A leading member of a Russian opposition party has told how he believes he was poisoned in a "politically motivated" attack.
"Within the space of 10 to 15 minutes I went from feeling normal to feeling horrible," said Vladimir Kara-Murza, deputy leader of PRP-Parnas. "I was having palpitations, a massive heart rate, sweating, vomiting, losing consciousness."
Kara-Murza was halfway through a routine appointment with two colleagues in Moscow last May when the sickness struck.
He does not know when or how the poison entered his system, or whether he ingested it with food or liquid. As he lapsed into unconsciousness, he would not know that he spent the next 24 hours being shuttled between three hospitals as doctors struggled to work out what was wrong with him.
"My vital organs began to fail, one by one: lungs, liver, kidneys, one after another like a cascade," he said. "The doctors told my wife I only had a five per cent chance of survival."
In the end, Kara-Murza was saved by doctors at Moscow's Pirogov hospital. They diagnosed him with "acute intoxication of unidentified origin" - some kind of poisoning - and put him on haemodialysis to clean his blood.
After six months of rehabilitation in the United States, Kara-Murza is back back in Russia but, at the age of 34, he walks with a cane because he has yet to regain full control of his left side.
But he has two aims: to run an anti-Kremlin political campaign, and to hunt down the people he believes tried to kill him.

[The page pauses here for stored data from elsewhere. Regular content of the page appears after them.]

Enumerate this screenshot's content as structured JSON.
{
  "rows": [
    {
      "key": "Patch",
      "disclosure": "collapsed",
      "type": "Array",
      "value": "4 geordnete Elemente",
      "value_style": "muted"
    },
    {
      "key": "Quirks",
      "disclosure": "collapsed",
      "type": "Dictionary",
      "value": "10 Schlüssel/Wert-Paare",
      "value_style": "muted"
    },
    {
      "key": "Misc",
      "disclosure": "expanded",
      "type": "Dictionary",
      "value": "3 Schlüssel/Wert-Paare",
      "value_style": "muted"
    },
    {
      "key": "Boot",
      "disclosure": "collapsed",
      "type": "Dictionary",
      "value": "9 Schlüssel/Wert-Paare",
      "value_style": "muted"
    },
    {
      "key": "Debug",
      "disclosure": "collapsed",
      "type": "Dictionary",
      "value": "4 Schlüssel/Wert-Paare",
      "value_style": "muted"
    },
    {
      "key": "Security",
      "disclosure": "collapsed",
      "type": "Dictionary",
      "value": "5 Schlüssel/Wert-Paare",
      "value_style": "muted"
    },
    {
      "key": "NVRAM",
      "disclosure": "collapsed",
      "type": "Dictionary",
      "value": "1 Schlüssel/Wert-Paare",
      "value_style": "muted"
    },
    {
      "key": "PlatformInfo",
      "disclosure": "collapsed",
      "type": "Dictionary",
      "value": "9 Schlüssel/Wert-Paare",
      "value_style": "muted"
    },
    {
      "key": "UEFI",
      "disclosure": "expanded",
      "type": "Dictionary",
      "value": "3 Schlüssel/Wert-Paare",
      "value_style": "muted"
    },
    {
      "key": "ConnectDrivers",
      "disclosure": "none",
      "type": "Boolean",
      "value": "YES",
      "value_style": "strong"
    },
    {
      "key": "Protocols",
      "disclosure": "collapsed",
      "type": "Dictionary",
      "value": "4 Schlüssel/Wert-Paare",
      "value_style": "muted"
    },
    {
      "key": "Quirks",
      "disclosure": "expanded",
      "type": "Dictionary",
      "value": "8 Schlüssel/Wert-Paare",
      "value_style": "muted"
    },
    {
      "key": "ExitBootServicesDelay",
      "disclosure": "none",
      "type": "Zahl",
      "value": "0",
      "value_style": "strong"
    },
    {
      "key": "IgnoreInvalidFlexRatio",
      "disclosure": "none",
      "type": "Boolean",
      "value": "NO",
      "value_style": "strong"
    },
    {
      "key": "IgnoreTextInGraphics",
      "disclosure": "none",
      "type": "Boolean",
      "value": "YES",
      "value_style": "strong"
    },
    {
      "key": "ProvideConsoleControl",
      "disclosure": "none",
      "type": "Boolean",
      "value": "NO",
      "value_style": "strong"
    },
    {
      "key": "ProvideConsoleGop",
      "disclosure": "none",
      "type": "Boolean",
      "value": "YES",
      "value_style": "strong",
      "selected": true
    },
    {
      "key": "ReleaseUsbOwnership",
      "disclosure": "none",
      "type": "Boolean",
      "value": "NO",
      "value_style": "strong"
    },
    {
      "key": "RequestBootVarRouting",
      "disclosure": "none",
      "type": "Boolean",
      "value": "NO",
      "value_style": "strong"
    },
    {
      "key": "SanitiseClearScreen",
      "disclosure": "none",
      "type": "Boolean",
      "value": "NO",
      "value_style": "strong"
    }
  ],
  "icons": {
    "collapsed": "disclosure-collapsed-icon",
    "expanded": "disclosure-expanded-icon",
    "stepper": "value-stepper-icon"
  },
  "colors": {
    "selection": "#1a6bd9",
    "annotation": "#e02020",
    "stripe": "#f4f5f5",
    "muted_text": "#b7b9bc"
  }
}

Kara-Murza has submitted a formal request for Russia's Investigative Committee, the country's version of the FBI, to open an inquiry into what he believes is a case of attempted murder motivated by political hatred.
"I have no doubt that this was a deliberate poisoning, that it was intended to kill, and that it was motivated by my political and public activities in the Russian opposition," he said.

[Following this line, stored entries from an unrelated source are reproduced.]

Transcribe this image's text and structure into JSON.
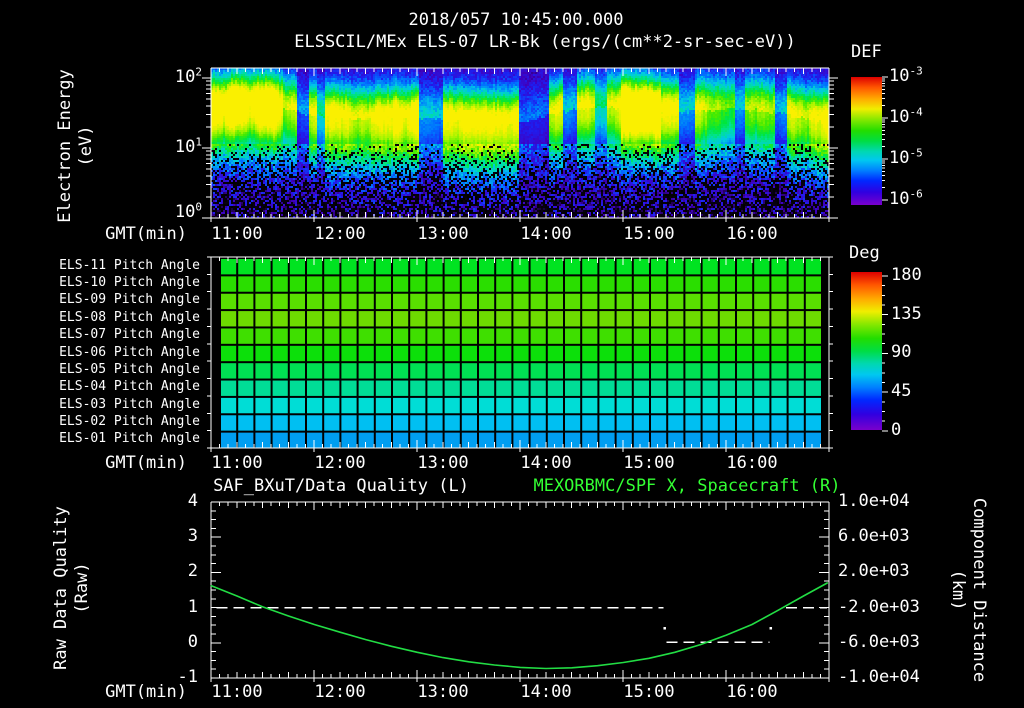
{
  "window": {
    "background": "#000000",
    "text_color": "#ffffff",
    "accent_green": "#33ff33"
  },
  "header": {
    "datetime": "2018/057 10:45:00.000",
    "instrument_title": "ELSSCIL/MEx ELS-07 LR-Bk  (ergs/(cm**2-sr-sec-eV))"
  },
  "time_axis": {
    "label": "GMT(min)",
    "tick_labels": [
      "11:00",
      "12:00",
      "13:00",
      "14:00",
      "15:00",
      "16:00"
    ],
    "start_hour": 10.75,
    "end_hour": 16.75
  },
  "spectrogram_panel": {
    "ylabel_line1": "Electron Energy",
    "ylabel_line2": "(eV)",
    "ytick_exponents": [
      "2",
      "1",
      "0"
    ],
    "colorbar_title": "DEF",
    "colorbar_exponents": [
      "-3",
      "-4",
      "-5",
      "-6"
    ]
  },
  "pitch_panel": {
    "colorbar_title": "Deg",
    "colorbar_ticks": [
      "180",
      "135",
      "90",
      "45",
      "0"
    ]
  },
  "quality_panel": {
    "title_left": "SAF_BXuT/Data Quality (L)",
    "title_right": "MEXORBMC/SPF X, Spacecraft (R)",
    "ylabel_left_line1": "Raw Data Quality",
    "ylabel_left_line2": "(Raw)",
    "ylabel_right_line1": "Component Distance",
    "ylabel_right_line2": "(km)",
    "yticks_left": [
      "4",
      "3",
      "2",
      "1",
      "0",
      "-1"
    ],
    "yticks_right": [
      "1.0e+04",
      "6.0e+03",
      "2.0e+03",
      "-2.0e+03",
      "-6.0e+03",
      "-1.0e+04"
    ]
  },
  "chart_data": [
    {
      "type": "heatmap",
      "name": "electron_energy_spectrogram",
      "title": "ELSSCIL/MEx ELS-07 LR-Bk (ergs/(cm**2-sr-sec-eV))",
      "xlabel": "GMT(min)",
      "x_ticks": [
        "11:00",
        "12:00",
        "13:00",
        "14:00",
        "15:00",
        "16:00"
      ],
      "x_range_gmt": [
        "10:45",
        "16:45"
      ],
      "ylabel": "Electron Energy (eV)",
      "y_scale": "log",
      "y_range_ev": [
        1,
        140
      ],
      "y_ticks_ev": [
        1,
        10,
        100
      ],
      "colorbar": {
        "title": "DEF",
        "units": "ergs/(cm**2-sr-sec-eV)",
        "scale": "log",
        "range": [
          1e-06,
          0.001
        ],
        "ticks": [
          "10^-3",
          "10^-4",
          "10^-5",
          "10^-6"
        ]
      },
      "description": "Bright green/yellow electron flux band centered near 20-50 eV across the whole interval, with dark vertical dropouts; purple-blue noise and black dropouts below ~8 eV; brightest patches before 11:30 and near 15:00.",
      "band_center_ev": 30,
      "flux_modulation": {
        "dips": [
          [
            0.138,
            0.158,
            0.3
          ],
          [
            0.17,
            0.183,
            0.45
          ],
          [
            0.333,
            0.375,
            0.35
          ],
          [
            0.497,
            0.545,
            0.22
          ],
          [
            0.568,
            0.592,
            0.35
          ],
          [
            0.62,
            0.64,
            0.55
          ],
          [
            0.757,
            0.782,
            0.35
          ],
          [
            0.845,
            0.862,
            0.45
          ],
          [
            0.912,
            0.93,
            0.4
          ]
        ],
        "brights": [
          [
            0.0,
            0.115,
            1.3
          ],
          [
            0.292,
            0.335,
            1.12
          ],
          [
            0.662,
            0.728,
            1.4
          ],
          [
            0.965,
            1.0,
            1.15
          ]
        ]
      }
    },
    {
      "type": "heatmap",
      "name": "pitch_angle_panels",
      "x_ticks": [
        "11:00",
        "12:00",
        "13:00",
        "14:00",
        "15:00",
        "16:00"
      ],
      "grid_minutes": 10,
      "colorbar": {
        "title": "Deg",
        "range": [
          0,
          180
        ],
        "ticks": [
          180,
          135,
          90,
          45,
          0
        ]
      },
      "rows": [
        {
          "label": "ELS-11 Pitch Angle",
          "mean_deg": 95,
          "color": "#00e321"
        },
        {
          "label": "ELS-10 Pitch Angle",
          "mean_deg": 103,
          "color": "#2ade00"
        },
        {
          "label": "ELS-09 Pitch Angle",
          "mean_deg": 110,
          "color": "#59df00"
        },
        {
          "label": "ELS-08 Pitch Angle",
          "mean_deg": 113,
          "color": "#6ddb00"
        },
        {
          "label": "ELS-07 Pitch Angle",
          "mean_deg": 105,
          "color": "#3fdf00"
        },
        {
          "label": "ELS-06 Pitch Angle",
          "mean_deg": 96,
          "color": "#0ce00a"
        },
        {
          "label": "ELS-05 Pitch Angle",
          "mean_deg": 88,
          "color": "#00e053"
        },
        {
          "label": "ELS-04 Pitch Angle",
          "mean_deg": 80,
          "color": "#00dd96"
        },
        {
          "label": "ELS-03 Pitch Angle",
          "mean_deg": 72,
          "color": "#00ddd6"
        },
        {
          "label": "ELS-02 Pitch Angle",
          "mean_deg": 62,
          "color": "#00bff2"
        },
        {
          "label": "ELS-01 Pitch Angle",
          "mean_deg": 56,
          "color": "#009ef0"
        }
      ]
    },
    {
      "type": "line",
      "name": "data_quality_and_spacecraft_distance",
      "title_left": "SAF_BXuT/Data Quality (L)",
      "title_right": "MEXORBMC/SPF X, Spacecraft (R)",
      "y_left": {
        "label": "Raw Data Quality (Raw)",
        "range": [
          -1,
          4
        ],
        "ticks": [
          4,
          3,
          2,
          1,
          0,
          -1
        ]
      },
      "y_right": {
        "label": "Component Distance (km)",
        "range": [
          -10000,
          10000
        ],
        "ticks": [
          "1.0e+04",
          "6.0e+03",
          "2.0e+03",
          "-2.0e+03",
          "-6.0e+03",
          "-1.0e+04"
        ]
      },
      "series": [
        {
          "name": "SAF_BXuT/Data Quality (L)",
          "axis": "left",
          "style": "dashed",
          "color": "#ffffff",
          "segments": [
            {
              "y": 1.0,
              "t_start": 10.8,
              "t_end": 15.14
            },
            {
              "y": 0.02,
              "t_start": 15.17,
              "t_end": 16.17
            },
            {
              "y": 1.0,
              "t_start": 16.33,
              "t_end": 16.73
            }
          ],
          "isolated_points": [
            {
              "t": 15.15,
              "y": 0.42
            },
            {
              "t": 16.18,
              "y": 0.42
            }
          ]
        },
        {
          "name": "MEXORBMC/SPF X, Spacecraft (R)",
          "axis": "right",
          "color": "#22dd44",
          "km_formula": "km = 4000*raw - 6000",
          "points_raw": [
            [
              10.75,
              1.62
            ],
            [
              11.0,
              1.33
            ],
            [
              11.25,
              1.02
            ],
            [
              11.5,
              0.76
            ],
            [
              11.75,
              0.52
            ],
            [
              12.0,
              0.3
            ],
            [
              12.25,
              0.09
            ],
            [
              12.5,
              -0.1
            ],
            [
              12.75,
              -0.27
            ],
            [
              13.0,
              -0.42
            ],
            [
              13.25,
              -0.54
            ],
            [
              13.5,
              -0.63
            ],
            [
              13.75,
              -0.7
            ],
            [
              14.0,
              -0.73
            ],
            [
              14.25,
              -0.71
            ],
            [
              14.5,
              -0.65
            ],
            [
              14.75,
              -0.56
            ],
            [
              15.0,
              -0.44
            ],
            [
              15.25,
              -0.27
            ],
            [
              15.5,
              -0.05
            ],
            [
              15.75,
              0.22
            ],
            [
              16.0,
              0.52
            ],
            [
              16.25,
              0.92
            ],
            [
              16.5,
              1.33
            ],
            [
              16.73,
              1.7
            ]
          ]
        }
      ]
    }
  ]
}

Kara-Murza believes he is the latest in a series of activists, politicians and journalists - all critics of President Vladimir Putin - to have been targeted in recent years.
In his own case, he does not know who poisoned him, or on whose orders. He speculates that he may have been targeted for his association with Mikhail Khodorkovsky, the exiled former oligarch, whose Open Russia foundation he works for and who paid for his treatment in the US.
Another possible motive, he said, was his role in campaigning for the Magnitsky Act, a US law that imposes targeted sanctions against Russian officials suspected of involvement in human rights abuses.